The enhanced speech in these samples was produced using the neural network based approach developed during my PhD (described above).
From the spectrograms of speech, it is clear that the speech in neighbouring frames (discrete points in time) is highly correlated. This correlation can be exploited to estimate the mask more accurately. One approach is to use a “feature window” covering several frames. This is illustrated below. Features within a sliding window (upper plot) are concatenated and used as inputs to a feed-forward neural network, which simultaneously estimates all of the mask values within another sliding window, the “estimation window” (lower plot). The windows then shift forward by one frame to the position shown by the dotted line, and the procedure is repeated. Using an estimation window results in several mask estimates for each mask bin, which are averaged to produced the final mask estimate. The purpose of averaging several mask estimates is to lessen the effect of individual mask estimation errors.

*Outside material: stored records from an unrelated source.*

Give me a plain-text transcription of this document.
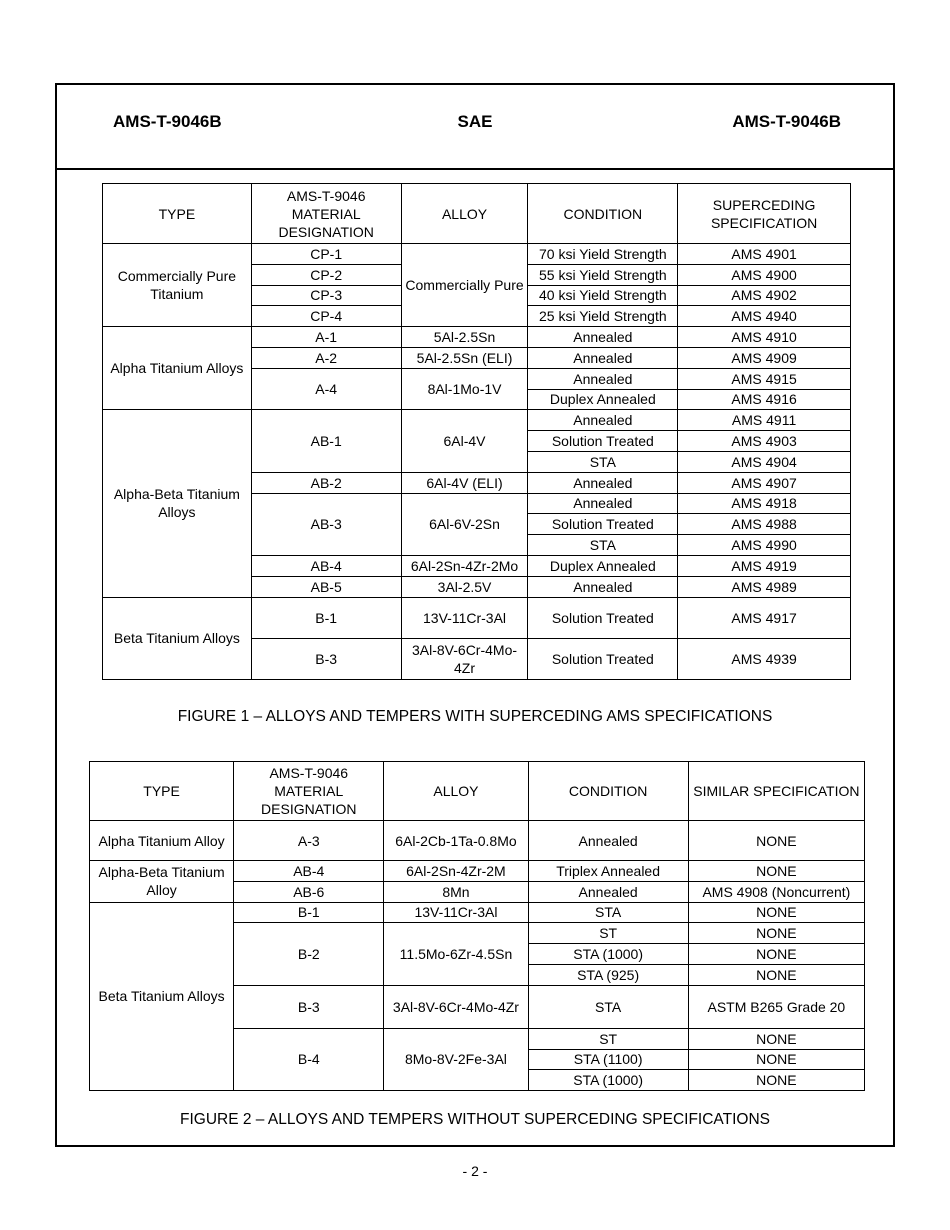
AMS-T-9046B	SAE	AMS-T-9046B
TYPE	AMS-T-9046 MATERIAL DESIGNATION	ALLOY	CONDITION	SUPERCEDING SPECIFICATION
Commercially Pure Titanium	CP-1	Commercially Pure	70 ksi Yield Strength	AMS 4901
	CP-2		55 ksi Yield Strength	AMS 4900
	CP-3		40 ksi Yield Strength	AMS 4902
	CP-4		25 ksi Yield Strength	AMS 4940
Alpha Titanium Alloys	A-1	5Al-2.5Sn	Annealed	AMS 4910
	A-2	5Al-2.5Sn (ELI)	Annealed	AMS 4909
	A-4	8Al-1Mo-1V	Annealed	AMS 4915
			Duplex Annealed	AMS 4916
Alpha-Beta Titanium Alloys	AB-1	6Al-4V	Annealed	AMS 4911
			Solution Treated	AMS 4903
			STA	AMS 4904
	AB-2	6Al-4V (ELI)	Annealed	AMS 4907
	AB-3	6Al-6V-2Sn	Annealed	AMS 4918
			Solution Treated	AMS 4988
			STA	AMS 4990
	AB-4	6Al-2Sn-4Zr-2Mo	Duplex Annealed	AMS 4919
	AB-5	3Al-2.5V	Annealed	AMS 4989
Beta Titanium Alloys	B-1	13V-11Cr-3Al	Solution Treated	AMS 4917
	B-3	3Al-8V-6Cr-4Mo-4Zr	Solution Treated	AMS 4939
FIGURE 1 – ALLOYS AND TEMPERS WITH SUPERCEDING AMS SPECIFICATIONS
TYPE	AMS-T-9046 MATERIAL DESIGNATION	ALLOY	CONDITION	SIMILAR SPECIFICATION
Alpha Titanium Alloy	A-3	6Al-2Cb-1Ta-0.8Mo	Annealed	NONE
Alpha-Beta Titanium Alloy	AB-4	6Al-2Sn-4Zr-2M	Triplex Annealed	NONE
	AB-6	8Mn	Annealed	AMS 4908 (Noncurrent)
Beta Titanium Alloys	B-1	13V-11Cr-3Al	STA	NONE
	B-2	11.5Mo-6Zr-4.5Sn	ST	NONE
			STA (1000)	NONE
			STA (925)	NONE
	B-3	3Al-8V-6Cr-4Mo-4Zr	STA	ASTM B265 Grade 20
	B-4	8Mo-8V-2Fe-3Al	ST	NONE
			STA (1100)	NONE
			STA (1000)	NONE
FIGURE 2 – ALLOYS AND TEMPERS WITHOUT SUPERCEDING SPECIFICATIONS
- 2 -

An alternative way of exploiting the correlation in the signal is to use a recurrent neural network with Long Short-Term Memory (LSTM). A single LSTM layer or “cell” is shown below. The LSTM cell contains internal memory in the form of a cell state whose value is controlled by two gates—a forget gate and an input gate. The forget gate controls the amount of information to discard from the cell state, and the input gate controls the degree to which the cell state is updated with new values. When the forget gate is “on” and the input gate is “off”, the cell state remains unchanged over successive frames. This enables LSTMs to retain information in their memory for long periods, which in turn enables them to model long dependencies between inputs and outputs.
In two upcoming journal papers, and my thesis, I will investigate different choices of feature sets, target masks, estimation algorithms, and methods for applying the estimated masks.